Airlines aren’t just cramming more people onto flights nowadays—they’re also accommodating a growing number of dogs.
Flying with a dog raises a lot of questions, though, especially for first-timers. How does traveling with a non-service, non-emotional support dog work, exactly? How much does it cost? Is it safe?
For starters, bringing your pup along is definitely more complicated (and expensive) than flying solo, but it can be done—so long as you do your research ahead of time. Luckily, we’ve done much of that work and laid it out here, so you don’t have to. (Note that COVID-19 has also made flying with pets more challenging, as some airlines have temporarily suspended their pet transportation programs during the pandemic.)
Here’s everything you need to know about flying with a dog, from how to book the flight, to what kind of paperwork is required.
This article was originally published in 2017. It has been updated with new information.
First, weigh the pros and cons of flying
Right off the bat, think long and hard about whether it’s essential to bring your dog on a plane. “In general, I recommend not flying with a pet unless absolutely necessary,” says Justine Lee, veterinary expert for Pumpkin Pet Insurance. “Ideally, pets should not fly unless an owner is moving permanently or taking a long trip—two to four weeks minimum.”
Think about it: Flying can be a stressful experience for your dog. It removes them from comfortable and familiar surroundings, then forces them into a situation with loud noises, bright lights, thousands of people, changes in air pressure and cabin temperature, and a limited ability to use the bathroom.
Unless you have a really good reason for bringing your pet with you during your travels, it may be best to leave them home. Consider hiring a pet-sitter, asking a friend or family member to watch your dog, or boarding them at a licensed facility. You might feel bummed out for a few days, but it’s likely better for your pet in the long run.
Cargo or carry-on?
Where your dog is allowed to spend the flight will depend on their size—but it may be a determining factor in whether or not you bring them.
Though rules vary from airline to airline, your dog can typically only fly in the cabin—a.k.a. as a carry-on—if they are small enough to fit in a carrier under the seat in front of you. Any larger than that, and your pup will have to travel in the cargo hold, with the luggage and freight. Most airlines describe this as “shipping” your pet. (Yikes.)
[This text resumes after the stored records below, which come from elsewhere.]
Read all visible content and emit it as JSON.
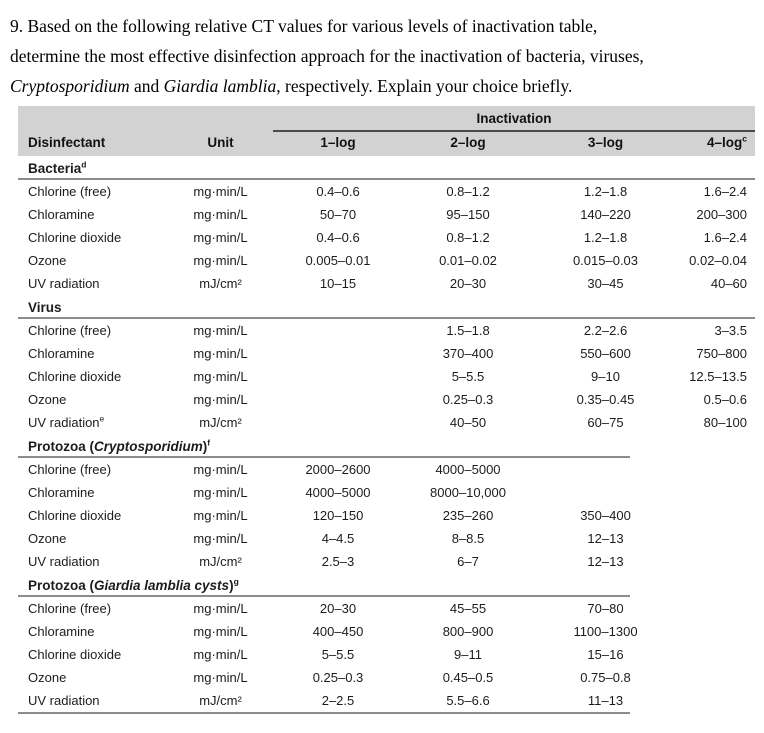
{
  "colors": {
    "header_bg": "#d2d2d2",
    "rule_color": "#8c8c8c",
    "group_rule_color": "#4a4a4a",
    "text_color": "#1c1c1c"
  },
  "question": {
    "segments": [
      {
        "text": "9. Based on the following relative CT values for various levels of inactivation table,",
        "italic": false,
        "br": true
      },
      {
        "text": "determine the most effective disinfection approach for the inactivation of bacteria, viruses,",
        "italic": false,
        "br": true
      },
      {
        "text": "Cryptosporidium",
        "italic": true,
        "br": false
      },
      {
        "text": " and ",
        "italic": false,
        "br": false
      },
      {
        "text": "Giardia lamblia",
        "italic": true,
        "br": false
      },
      {
        "text": ", respectively. Explain your choice briefly.",
        "italic": false,
        "br": false
      }
    ]
  },
  "table": {
    "header": {
      "disinfectant": "Disinfectant",
      "unit": "Unit",
      "group": "Inactivation",
      "logs": [
        {
          "label": "1–log",
          "sup": ""
        },
        {
          "label": "2–log",
          "sup": ""
        },
        {
          "label": "3–log",
          "sup": ""
        },
        {
          "label": "4–log",
          "sup": "c"
        }
      ]
    },
    "sections": [
      {
        "title": [
          {
            "text": "Bacteria",
            "italic": false
          }
        ],
        "sup": "d",
        "rule": "full",
        "rows": [
          {
            "name": "Chlorine (free)",
            "sup": "",
            "unit": "mg·min/L",
            "values": [
              "0.4–0.6",
              "0.8–1.2",
              "1.2–1.8",
              "1.6–2.4"
            ]
          },
          {
            "name": "Chloramine",
            "sup": "",
            "unit": "mg·min/L",
            "values": [
              "50–70",
              "95–150",
              "140–220",
              "200–300"
            ]
          },
          {
            "name": "Chlorine dioxide",
            "sup": "",
            "unit": "mg·min/L",
            "values": [
              "0.4–0.6",
              "0.8–1.2",
              "1.2–1.8",
              "1.6–2.4"
            ]
          },
          {
            "name": "Ozone",
            "sup": "",
            "unit": "mg·min/L",
            "values": [
              "0.005–0.01",
              "0.01–0.02",
              "0.015–0.03",
              "0.02–0.04"
            ]
          },
          {
            "name": "UV radiation",
            "sup": "",
            "unit": "mJ/cm²",
            "values": [
              "10–15",
              "20–30",
              "30–45",
              "40–60"
            ]
          }
        ]
      },
      {
        "title": [
          {
            "text": "Virus",
            "italic": false
          }
        ],
        "sup": "",
        "rule": "full",
        "rows": [
          {
            "name": "Chlorine (free)",
            "sup": "",
            "unit": "mg·min/L",
            "values": [
              "",
              "1.5–1.8",
              "2.2–2.6",
              "3–3.5"
            ]
          },
          {
            "name": "Chloramine",
            "sup": "",
            "unit": "mg·min/L",
            "values": [
              "",
              "370–400",
              "550–600",
              "750–800"
            ]
          },
          {
            "name": "Chlorine dioxide",
            "sup": "",
            "unit": "mg·min/L",
            "values": [
              "",
              "5–5.5",
              "9–10",
              "12.5–13.5"
            ]
          },
          {
            "name": "Ozone",
            "sup": "",
            "unit": "mg·min/L",
            "values": [
              "",
              "0.25–0.3",
              "0.35–0.45",
              "0.5–0.6"
            ]
          },
          {
            "name": "UV radiation",
            "sup": "e",
            "unit": "mJ/cm²",
            "values": [
              "",
              "40–50",
              "60–75",
              "80–100"
            ]
          }
        ]
      },
      {
        "title": [
          {
            "text": "Protozoa (",
            "italic": false
          },
          {
            "text": "Cryptosporidium",
            "italic": true
          },
          {
            "text": ")",
            "italic": false
          }
        ],
        "sup": "f",
        "rule": "partial",
        "rows": [
          {
            "name": "Chlorine (free)",
            "sup": "",
            "unit": "mg·min/L",
            "values": [
              "2000–2600",
              "4000–5000",
              "",
              ""
            ]
          },
          {
            "name": "Chloramine",
            "sup": "",
            "unit": "mg·min/L",
            "values": [
              "4000–5000",
              "8000–10,000",
              "",
              ""
            ]
          },
          {
            "name": "Chlorine dioxide",
            "sup": "",
            "unit": "mg·min/L",
            "values": [
              "120–150",
              "235–260",
              "350–400",
              ""
            ]
          },
          {
            "name": "Ozone",
            "sup": "",
            "unit": "mg·min/L",
            "values": [
              "4–4.5",
              "8–8.5",
              "12–13",
              ""
            ]
          },
          {
            "name": "UV radiation",
            "sup": "",
            "unit": "mJ/cm²",
            "values": [
              "2.5–3",
              "6–7",
              "12–13",
              ""
            ]
          }
        ]
      },
      {
        "title": [
          {
            "text": "Protozoa (",
            "italic": false
          },
          {
            "text": "Giardia lamblia cysts",
            "italic": true
          },
          {
            "text": ")",
            "italic": false
          }
        ],
        "sup": "g",
        "rule": "partial",
        "rows": [
          {
            "name": "Chlorine (free)",
            "sup": "",
            "unit": "mg·min/L",
            "values": [
              "20–30",
              "45–55",
              "70–80",
              ""
            ]
          },
          {
            "name": "Chloramine",
            "sup": "",
            "unit": "mg·min/L",
            "values": [
              "400–450",
              "800–900",
              "1100–1300",
              ""
            ]
          },
          {
            "name": "Chlorine dioxide",
            "sup": "",
            "unit": "mg·min/L",
            "values": [
              "5–5.5",
              "9–11",
              "15–16",
              ""
            ]
          },
          {
            "name": "Ozone",
            "sup": "",
            "unit": "mg·min/L",
            "values": [
              "0.25–0.3",
              "0.45–0.5",
              "0.75–0.8",
              ""
            ]
          },
          {
            "name": "UV radiation",
            "sup": "",
            "unit": "mJ/cm²",
            "values": [
              "2–2.5",
              "5.5–6.6",
              "11–13",
              ""
            ]
          }
        ]
      }
    ]
  }
}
While airlines say they try their best to make dogs comfortable in the cargo hold, it’s an unpleasant experience for your pet—in addition to being separated from you, items might shift around or fall during the flight, which can be loud and scary.
And sure, plenty of animals fly in cargo every year, without incident, but there are a lot of unknown variables that you have no control over once you hand your pet off to airline personnel. Consider it this way: Baggage handlers are just trying to get their jobs done and get everything loaded onto the plane, period. They’re not guaranteed to pay special attention or care to your dog in their kennel. Lots of travelers have shared horror stories about their pets being injured, becoming very sick, or even dying after flying in the cargo hold. So, again, seriously consider if the potential risks are worth it.
Pack an appropriate carrier
Wherever your pet will spend the flight, you’ll need to bring along an appropriate pet carrier or crate. The International Air Transport Association, whose guidelines most airlines follow, has a list of pet carrier requirements (we’ve even rounded up our favorite airline-approved pet carriers). Generally speaking, your crate needs to be durable and have plenty of ventilation, strong handles, and a leak-proof bottom. You should also clearly mark your pet carrier with the words “Live Animal” and arrows that show which way is up, with a label containing your name, phone number, address, and destination contact information.
How much does it cost?
You’ll typically pay around $125 each way for your pet to fly in the cabin with you, though it varies by airline. The cost of shipping your pet in the cargo hold depends on the combined weight of your dog and their crate, as well as how far they’ll be flying—most airlines offer online calculators for getting an estimate.
Review all of the rules
As you might imagine, airlines have tons of rules and guidelines for flying with your pets. It’s important that you read them thoroughly so your pet isn’t turned away during boarding.